Les yeux dont je vous parle ici sont ceux de ce petit enfant palestinien dont le regard, droit, profond, s’est posé sur nous avec curiosité, avec chaleur.
Un regard d’un vert qui contrastait étrangement avec le paysage de grisaille et d’apocalypse de ce petit matin glauque d’avril où, pétrifiés par l’horreur, nous entrions au cœur de l’ancienne ville de Naplouse en ruine.
Un regard qui vous parlait de chars, de mitrailleuses, de maisons éventrées, de corps déchiquetés encore tièdes sous les gravats, de soldats étrangement harnachés semant la terreur et la désespérance.
Un regard d‘enfant blessé par toutes les humiliations infligées aux siens par ces barbares qui venaient à peine de se retirer.
Nous étions le 22 avril 2002.
A la question : « Quel message veux-tu donner au monde ? » l’enfant nous a lancé du haut de ses huit ans, sans hésitation : « Don’t be afraid ».
Nous sommes restés comme cloués au sol. Ce regard d’enfant disait avec force que les soldats israéliens pouvaient tout faire, mais que rien, ni les crimes, ni les châtiments collectifs, ni les colonnes de chars Merkawa, rien, ne ferait capituler son peuple, jamais !
Les yeux verts aux longs cils noirs perlés de larmes de ce petit palestinien ne m’ont plus quittée.
Six mois plus tard, je suis retournée sur mes pas, pour savoir ce qu’il était advenu de ce bambin dont le courage et la détermination m’avaient guidée, à mon insu. Je n’ai pas retrouvé sa trace.
« Don’t be afraid ».
Cette petite phrase violente et apaisante à la fois, je n’avais pu jusqu’ici me résoudre à la dévoiler. Par crainte d’en dénaturer le sens. Par crainte aussi de ne pas savoir en cerner toute la portée. Aujourd’hui, je veux lui rendre grâce à l’enfant.
« Don’t be afraid ».
Aidez nous à donner tout son sens à ce cri d’enfant qui porte en lui toute la souffrance de la Palestine.
« Don’t be afraid ».
Cet enfant que la cruauté d’Israël avait jeté dans le dénuement nous disait par là, avec rage, avec passion, avec confiance, de ne pas avoir peur de défier plus fort que soi. De ne pas avoir peur de nous mettre du côté de ceux qui disent non, et qui résistent coûte que coûte à la barbarie. Qu’il n’y a pas de voie moyenne. Que nous avons un devoir de vérité, de clairvoyance. Qu’il y a des circonstances où il faut savoir choisir de quel côté on se met. Du côté de l’occupant derrière son viseur, ou du côté de sa victime innocente ?

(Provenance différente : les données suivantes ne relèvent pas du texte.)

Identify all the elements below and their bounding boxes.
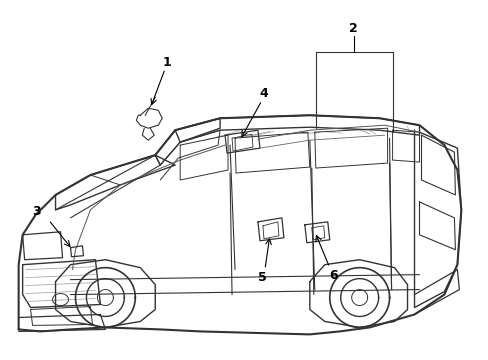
Text: 3: 3 — [32, 205, 41, 219]
Text: 2: 2 — [348, 22, 357, 35]
Text: 5: 5 — [257, 271, 266, 284]
Text: 6: 6 — [329, 269, 337, 282]
Text: 4: 4 — [259, 87, 268, 100]
Text: 1: 1 — [163, 56, 171, 69]
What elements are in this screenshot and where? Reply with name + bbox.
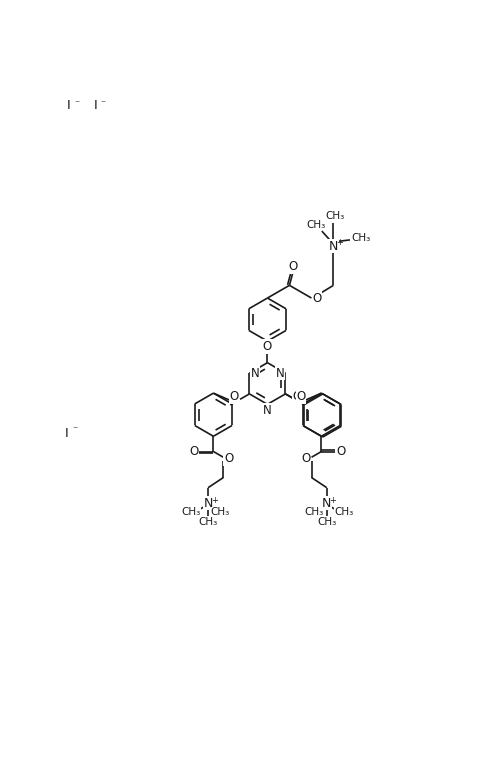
Text: N: N [251, 367, 259, 380]
Text: CH₃: CH₃ [182, 507, 201, 517]
Text: CH₃: CH₃ [306, 220, 325, 230]
Text: CH₃: CH₃ [334, 507, 354, 517]
Text: CH₃: CH₃ [305, 507, 324, 517]
Text: O: O [297, 390, 306, 403]
Text: O: O [263, 340, 272, 353]
Text: I: I [67, 99, 71, 112]
Text: O: O [288, 260, 297, 273]
Text: ⁻: ⁻ [100, 99, 105, 109]
Text: CH₃: CH₃ [211, 507, 230, 517]
Text: CH₃: CH₃ [352, 232, 371, 243]
Text: O: O [224, 452, 233, 465]
Text: O: O [336, 445, 345, 458]
Text: CH₃: CH₃ [198, 516, 217, 526]
Text: I: I [65, 427, 68, 440]
Text: O: O [229, 390, 239, 403]
Text: N: N [263, 404, 272, 417]
Text: +: + [211, 496, 217, 504]
Text: O: O [189, 445, 199, 458]
Text: +: + [330, 496, 336, 504]
Text: O: O [293, 390, 302, 403]
Text: CH₃: CH₃ [325, 211, 344, 221]
Text: N: N [322, 497, 331, 510]
Text: CH₃: CH₃ [317, 516, 336, 526]
Text: I: I [93, 99, 97, 112]
Text: O: O [301, 452, 311, 465]
Text: N: N [204, 497, 213, 510]
Text: ⁻: ⁻ [74, 99, 80, 109]
Text: N: N [329, 240, 338, 253]
Text: O: O [312, 292, 321, 305]
Text: +: + [336, 238, 343, 247]
Text: ⁻: ⁻ [72, 426, 77, 435]
Text: N: N [276, 367, 285, 380]
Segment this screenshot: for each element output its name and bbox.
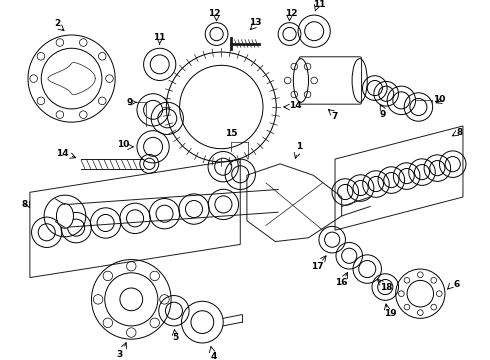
Text: 12: 12	[285, 9, 298, 18]
Text: 10: 10	[433, 95, 445, 104]
Text: 9: 9	[379, 110, 386, 119]
Ellipse shape	[56, 204, 74, 228]
Text: 8: 8	[21, 200, 27, 209]
Text: 9: 9	[126, 98, 133, 107]
Text: 12: 12	[208, 9, 221, 18]
Text: 14: 14	[289, 100, 301, 109]
Text: 14: 14	[56, 149, 69, 158]
Text: 19: 19	[384, 309, 396, 318]
Text: 13: 13	[249, 18, 262, 27]
Text: 10: 10	[117, 140, 129, 149]
Text: 11: 11	[313, 0, 325, 9]
Text: 15: 15	[224, 129, 237, 138]
Text: 11: 11	[153, 33, 166, 42]
Text: 3: 3	[117, 350, 123, 359]
Text: 5: 5	[172, 333, 179, 342]
Ellipse shape	[294, 59, 309, 102]
Text: 16: 16	[336, 278, 348, 287]
Text: 18: 18	[380, 283, 392, 292]
FancyBboxPatch shape	[299, 57, 362, 104]
Text: 8: 8	[457, 128, 463, 137]
Text: 1: 1	[296, 142, 302, 151]
Text: 4: 4	[211, 352, 217, 360]
Text: 7: 7	[332, 112, 338, 121]
Text: 2: 2	[54, 19, 60, 28]
Text: 6: 6	[453, 280, 460, 289]
Text: 17: 17	[311, 262, 323, 271]
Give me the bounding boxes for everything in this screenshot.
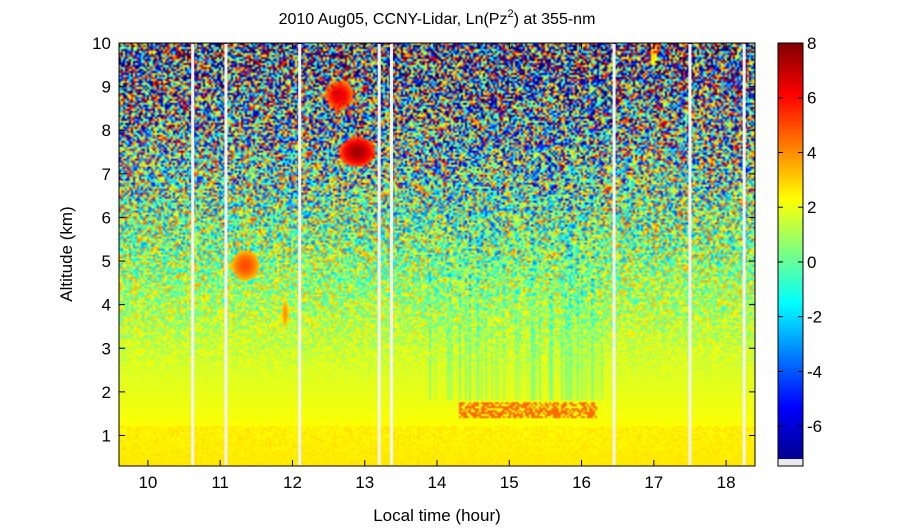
- y-tick-label: 7: [102, 165, 111, 184]
- y-axis-ticks: 1 2 3 4 5 6 7 8 9 10: [92, 34, 755, 445]
- x-tick-label: 13: [355, 473, 374, 492]
- colorbar-ticks: -6 -4 -2 0 2 4 6 8: [778, 34, 822, 436]
- data-gap-stripe: [191, 44, 195, 465]
- heatmap-image: [119, 43, 755, 466]
- x-tick-label: 16: [572, 473, 591, 492]
- data-gap-stripe: [389, 44, 393, 465]
- data-gap-stripe: [377, 44, 381, 465]
- x-tick-label: 12: [283, 473, 302, 492]
- x-axis-ticks: 10 11 12 13 14 15 16 17 18: [138, 43, 736, 492]
- colorbar: -6 -4 -2 0 2 4 6 8: [777, 34, 822, 467]
- y-tick-label: 9: [102, 78, 111, 97]
- y-tick-label: 8: [102, 121, 111, 140]
- x-axis-label: Local time (hour): [373, 506, 501, 525]
- data-gap-stripe: [224, 44, 228, 465]
- y-tick-label: 2: [102, 383, 111, 402]
- colorbar-tick-label: 0: [807, 253, 816, 272]
- x-tick-label: 18: [717, 473, 736, 492]
- colorbar-tick-label: 8: [807, 34, 816, 53]
- x-tick-label: 14: [428, 473, 447, 492]
- y-tick-label: 6: [102, 208, 111, 227]
- colorbar-tick-label: -2: [807, 308, 822, 327]
- colorbar-tick-label: 4: [807, 143, 816, 162]
- data-gap-stripe: [298, 44, 302, 465]
- y-tick-label: 5: [102, 252, 111, 271]
- x-tick-label: 17: [644, 473, 663, 492]
- data-gap-stripe: [612, 44, 616, 465]
- y-tick-label: 3: [102, 339, 111, 358]
- data-gap-stripe: [742, 44, 746, 465]
- colorbar-tick-label: -4: [807, 362, 822, 381]
- heatmap-plot-area: [118, 42, 756, 467]
- y-tick-label: 4: [102, 296, 111, 315]
- colorbar-tick-label: -6: [807, 417, 822, 436]
- colorbar-tick-label: 6: [807, 89, 816, 108]
- y-tick-label: 1: [102, 426, 111, 445]
- colorbar-gradient: [778, 43, 803, 459]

Au milieu de cette immense tragédie, cette rencontre de David défiant Goliath est comme un miracle qui nous tire vers le haut : et avec lui toute une société attachante, certes meurtrie et emprisonnée, mais qui demeure extraordinairement vivante et libre et imaginative, envers et contre tout.
« N’aie pas peur. Tu ne dois pas avoir peur du plus fort ! Ensemble, unis, nous pouvons les battre ! Nous avons la beauté et la justice de notre côté. Eux, avec leur chars, ils ont perdu leur humanité et sont en train de creuser leur tombe ».
C’est souvent dans la détresse que les hommes nous révèlent leur grandeur et nous inspirent.
C’est le regard de ces enfants que la folie des adultes empêche d’être des enfants, qui doit nous guider, conduire à plus de compassion et à servir les nobles causes, aussi sincèrement et humblement que possible ; et à nous ranger du côté de ceux qui, sans compromis, sans ambiguïté, s’engagent dignement dans la reconquête de leurs droits bafoués.
Jusqu’à son dernier souffle, Edward Saïd s’est attaché à nous indiquer cette voie-là : celle de la dignité et de la solidarité. Son message ultime prend aujourd’hui valeur de testament pour nous tous.
N’ayez pas peur de désigner les imposteurs qui, pour leurs intérêts personnels, trahissent les leurs, sacrifient les faibles, en collaborant avec les oppresseurs.